La nef de quatre travées est voûtée en berceau plein cintre reposant sur cinq arcs doubleaux. La poussée des voûtes se trouvait contrebutée côté extérieur par des contreforts dont la plupart sont conservés, plus ou moins intégrés aux constructions adventices. À l’intérieur, les doubleaux massifs, à arêtes vives, retombent sur des piles engagées de même profil. On peut supposer que les modestes dosserets qui devaient à l’origine séparer les doubleaux des piles à la base de la voûte, ont servi à fixer le niveau de l’actuelle corniche filante, en plâtre. Les murs intérieurs sont rythmés par une arcade par travée, également tracée en plein cintre. L’ensemble de ce dispositif, bien identifié par notre collègue Alain de Montjoye comme caractéristique de la construction romane en Matheysine et en Trièves, signale le XIIe siècle[1]. Il est probable que d’étroites fenêtres éclairaient la nef, à raison d’une par travée. Pour rester dans la toute proximité de Saint-Jean-de-Vaulx, citons les églises de Notre-Dame-de-Vaulx, de Saint-Théoffrey (malheureusement à l’état de ruine) ou la chapelle des templiers de Saint-Firmin à Notre-Dame-de-Mésage, en bas de la côte de Laffrey. On retrouve d’imposants contreforts par exemple à l’église Sainte-Marie du Genevrey à Vif ou à celle de Mayres, également dédiée au baptiste.

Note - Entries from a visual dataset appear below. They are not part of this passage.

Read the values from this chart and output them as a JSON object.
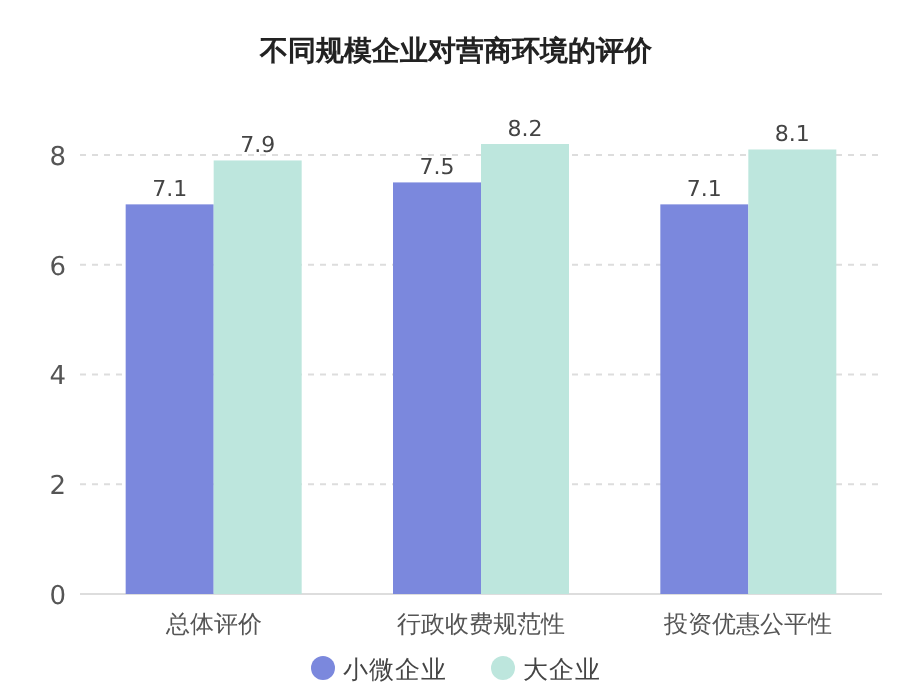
{
  "chart_data": {
    "type": "bar",
    "title": "不同规模企业对营商环境的评价",
    "categories": [
      "总体评价",
      "行政收费规范性",
      "投资优惠公平性"
    ],
    "series": [
      {
        "name": "小微企业",
        "color": "#7b88dd",
        "values": [
          7.1,
          7.5,
          7.1
        ]
      },
      {
        "name": "大企业",
        "color": "#bde6dd",
        "values": [
          7.9,
          8.2,
          8.1
        ]
      }
    ],
    "ylim": [
      0,
      8.2
    ],
    "yticks": [
      0,
      2,
      4,
      6,
      8
    ],
    "grid": "y",
    "legend": "bottom",
    "data_labels": true
  }
}
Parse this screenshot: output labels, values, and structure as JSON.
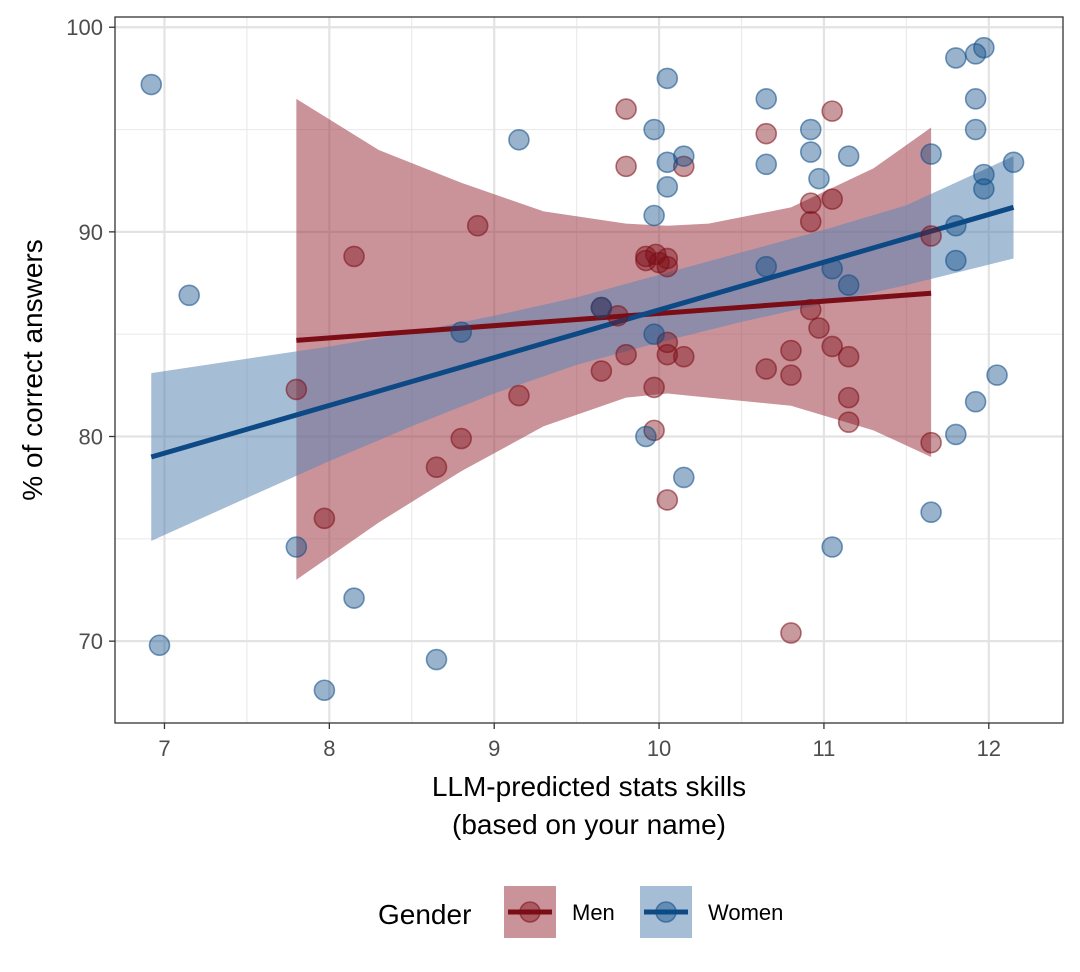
{
  "chart_data": {
    "type": "scatter",
    "xlabel_line1": "LLM-predicted stats skills",
    "xlabel_line2": "(based on your name)",
    "ylabel": "% of correct answers",
    "xlim": [
      6.7,
      12.45
    ],
    "ylim": [
      66,
      100.5
    ],
    "x_ticks": [
      7,
      8,
      9,
      10,
      11,
      12
    ],
    "y_ticks": [
      70,
      80,
      90,
      100
    ],
    "grid": true,
    "legend": {
      "title": "Gender",
      "placement": "bottom",
      "entries": [
        "Men",
        "Women"
      ]
    },
    "series": [
      {
        "name": "Men",
        "color": "#7b0d16",
        "band_color": "#9e3a47",
        "x": [
          7.8,
          7.97,
          8.15,
          8.65,
          8.8,
          8.9,
          9.15,
          9.65,
          9.65,
          9.75,
          9.8,
          9.8,
          9.8,
          9.92,
          9.92,
          9.97,
          9.97,
          9.98,
          10.0,
          10.05,
          10.05,
          10.05,
          10.05,
          10.05,
          10.15,
          10.15,
          10.65,
          10.65,
          10.8,
          10.8,
          10.8,
          10.92,
          10.92,
          10.92,
          10.97,
          11.05,
          11.05,
          11.05,
          11.15,
          11.15,
          11.15,
          11.65,
          11.65
        ],
        "y": [
          82.3,
          76.0,
          88.8,
          78.5,
          79.9,
          90.3,
          82.0,
          83.2,
          86.3,
          85.9,
          96.0,
          93.2,
          84.0,
          88.8,
          88.6,
          82.4,
          80.3,
          88.9,
          88.5,
          76.9,
          84.6,
          88.3,
          88.7,
          84.0,
          93.2,
          83.9,
          94.8,
          83.3,
          84.2,
          83.0,
          70.4,
          91.4,
          90.5,
          86.2,
          85.3,
          95.9,
          91.6,
          84.4,
          83.9,
          81.9,
          80.7,
          89.8,
          79.7
        ],
        "fit": {
          "x": [
            7.8,
            11.65
          ],
          "y": [
            84.7,
            87.0
          ]
        },
        "ci_x": [
          7.8,
          8.3,
          8.8,
          9.3,
          9.8,
          10.05,
          10.3,
          10.8,
          11.3,
          11.65
        ],
        "ci_upper": [
          96.5,
          94.0,
          92.4,
          91.0,
          90.4,
          90.3,
          90.4,
          91.2,
          93.1,
          95.1
        ],
        "ci_lower": [
          73.0,
          75.8,
          78.3,
          80.5,
          81.9,
          82.1,
          81.9,
          81.5,
          80.3,
          79.0
        ]
      },
      {
        "name": "Women",
        "color": "#0d4a85",
        "band_color": "#5d86b5",
        "x": [
          6.92,
          6.97,
          7.15,
          7.8,
          7.97,
          8.15,
          8.65,
          8.8,
          9.15,
          9.65,
          9.92,
          9.97,
          9.97,
          9.97,
          10.05,
          10.05,
          10.05,
          10.15,
          10.15,
          10.65,
          10.65,
          10.65,
          10.92,
          10.92,
          10.97,
          11.05,
          11.05,
          11.15,
          11.15,
          11.65,
          11.65,
          11.8,
          11.8,
          11.8,
          11.8,
          11.92,
          11.92,
          11.92,
          11.92,
          11.97,
          11.97,
          11.97,
          12.05,
          12.15
        ],
        "y": [
          97.2,
          69.8,
          86.9,
          74.6,
          67.6,
          72.1,
          69.1,
          85.1,
          94.5,
          86.3,
          80.0,
          95.0,
          90.8,
          85.0,
          97.5,
          93.4,
          92.2,
          78.0,
          93.7,
          96.5,
          93.3,
          88.3,
          95.0,
          93.9,
          92.6,
          74.6,
          88.2,
          93.7,
          87.4,
          93.8,
          76.3,
          98.5,
          90.3,
          88.6,
          80.1,
          98.7,
          96.5,
          95.0,
          81.7,
          99.0,
          92.8,
          92.1,
          83.0,
          93.4
        ],
        "fit": {
          "x": [
            6.92,
            12.15
          ],
          "y": [
            79.0,
            91.2
          ]
        },
        "ci_x": [
          6.92,
          7.5,
          8.0,
          8.5,
          9.0,
          9.5,
          10.0,
          10.5,
          11.0,
          11.5,
          12.15
        ],
        "ci_upper": [
          83.1,
          83.8,
          84.4,
          85.1,
          85.9,
          86.8,
          87.9,
          89.0,
          90.1,
          91.3,
          93.7
        ],
        "ci_lower": [
          74.9,
          77.0,
          78.8,
          80.5,
          82.1,
          83.5,
          84.6,
          85.6,
          86.5,
          87.4,
          88.7
        ]
      }
    ]
  }
}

[1] De Montjoye (A.), Aspects religieux du Moyen Âge. Dans Patrimoine en Isère. Trièves, Grenoble 1996, p. 85 à 99.
On pourrait rapporter à un second temps le chœur de plan carré, voûté en berceau brisé. Légèrement désaxé par rapport à la nef, il est éclairé par une fenêtre d’axe qui présente une large embrasure interne assurant l’entrée de la lumière. Son encadrement extérieur en blocs de tuf, légèrement ébrasé, est couvert par un arc en tiers point, souligné par un cordon qui se retourne au niveau de l’imposte. Une datation dans la première moitié du XIVe siècle semble plausible. La fenêtre sud est insérée postérieurement.
Par la suite, les murs gouttereaux sont percés pour installer des chapelles, dont l’une côté nord, doit remonter à la fin du Moyen Âge : elle présente des caractères gothiques encore affirmés. Celle qui lui fait face pourrait être un peu plus récente. C’est une belle construction couverte par une voûte quadripartite sur croisée d’ogives. Les nervures prismatiques et les arcs formerets retombent en pénétration dans un massif en quart-de-rond appuyé sur un culot sculpté. Deux portent des motifs ornementaux (godrons, fleurons) et les deux autres des visages, l’un d’homme côté nord, l’autre de femme comme le signale la coiffure tressée, côté sud. Une datation vers le milieu du XVIe siècle est proposée. C’est sans doute en raison des percements réalisés pour la création des différentes chapelles que la voûte médiévale de la nef a été fragilisée ; elle paraît tassée et légèrement désaxée. Le clocher-porche, orné d’une flèche à quatre pans en tuf, décorée de lucarnes, pourrait avoir été dressé après 1631 d’après les archives.
L’édifice a connu encore quelques transformations limitées (percements, disparition de la tribune) et se trouve orné d’un décor à base de trompe-l’œil : faux lambris et architecture feinte, motifs de croisillons et de médaillons. Les archives signalent des travaux d’embellissement en 1935, qui pourraient correspondre à ce décor peint.